Daniel kembali tidak menanggapi. Alhasil, Caelia memberengut kesal. Dia meraih ponselnya, mengetikkan nama Daniel Alvern Adyatama pada halaman web yang tersedia.
"Anda ilmuwan?!" Caelia terkejut mendapati bahwa pria di sampingnya ini adalah seorang ilmuwan muda.
"Pernah menjadi." Jawab Daniel dingin.
"Pernah menjadi? Apa artinya sudah tidak lagi?! Kenapa?" Caelia mendekat ke arah Daniel. Wajahnya kini berada di pundak Daniel. Tanpa sadar, pria tampan dengan rambut hitamnya itu justru menoleh. Yang dia dapati adalah wajah Caelia secara jelas di depan matanya.

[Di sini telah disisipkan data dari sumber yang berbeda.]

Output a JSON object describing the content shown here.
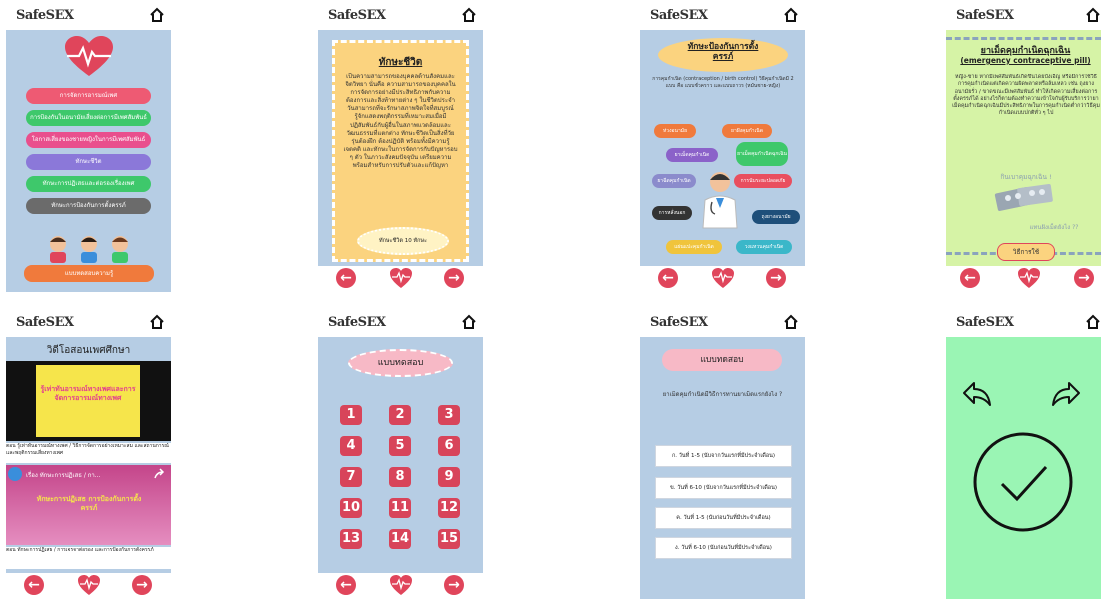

"Tidak apa-apa." Jawab Daniel disertai rasa gugup dalam hatinya. Dia tidak pernah berdekatan dengan seorang perempuan seperti ini. Terlebih, usia Caelia tergolong cukup muda.
Caelia kembali kesal. Dia terus menggali informasi mengenai pria tampan di sampingnya ini hingga mendapat sebuah berita yang sedikit mengejutkannya.
"Aku turut berduka ya, Om." Lirih Caelia tanpa sadar. Dapat di simpulkan bahwa Daniel berhenti dari pekerjaannya karena sebuah kecelakaan yang menimpa ibunya.
Mendapati pria itu tak mengucapkan sepatah katapun, Caelia akhirnya terdiam. Dia terus menelusuri mengenai kecelakaan tersebut hingga berakhir pada korban yang tewas di sana.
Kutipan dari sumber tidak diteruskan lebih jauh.